Ich versuche durchaus nicht, den Mut der Frauen herabzusetzen. Ich weiß Fälle, wo er sie den tapfersten Männern überlegen macht. Nur müssen sie einen Mann haben, den sie lieben. Da sie nur durch ihn empfinden, so wird selbst die unmittelbare, persönliche Gefahr, mag sie noch so furchtbar sein, zur Rose, die sie in seiner Gegenwart brechen. So schildert Schiller die Maria Stuart. Auch bei Frauen, die nicht liebten, habe ich die kälteste, bewundernswerteste Unerschrockenheit gefunden; es war, als ob sie gar keine Nerven hätten. Ich glaube allerdings, sie wären nicht so tapfer, wenn sie wüßten, was es heißt, verwundet zu werden.

Der seelische Mut aber, der dem gewöhnlichen weit überlegen ist, zeigt sich in der Festigkeit einer Frau, die ihrer Liebe widersteht; er ist das Bewundernswürdigste, was es auf Erden gibt. Alle anderen Beweise des Mutes sind hinfällig im Vergleich zu einem so sehr unnatürlichen und schmerzlichen Unterfangen. Vielleicht nehmen sie die Kraft dazu aus derselben Opferfreudigkeit, die ihnen die Schamhaftigkeit zur Pflicht macht.

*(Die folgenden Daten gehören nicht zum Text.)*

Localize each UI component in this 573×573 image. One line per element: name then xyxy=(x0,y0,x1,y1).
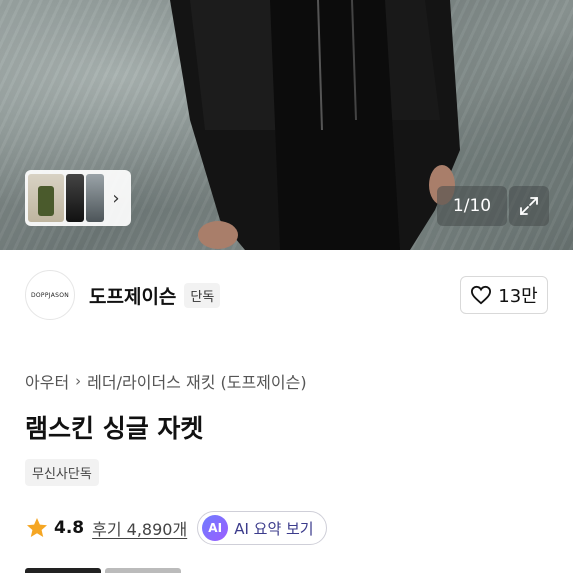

Zum Unglück der Frauen bleiben die Beweise ihres Mutes meist verborgen und entziehen sich meist auch der Mitteilbarkeit, und zu ihrem noch größeren Unglück

Empfohlene Zitierweise:
Stendhal übersetzt von Arthur Schurig: Über die Liebe (De l’Amour). Leipzig 1903, Seite 80. Digitale Volltext-Ausgabe bei Wikisource, URL: https://de.wikisource.org/w/index.php?title=Seite:Ueber_die_Liebe_080.jpg&oldid=- (Version vom 1.8.2018)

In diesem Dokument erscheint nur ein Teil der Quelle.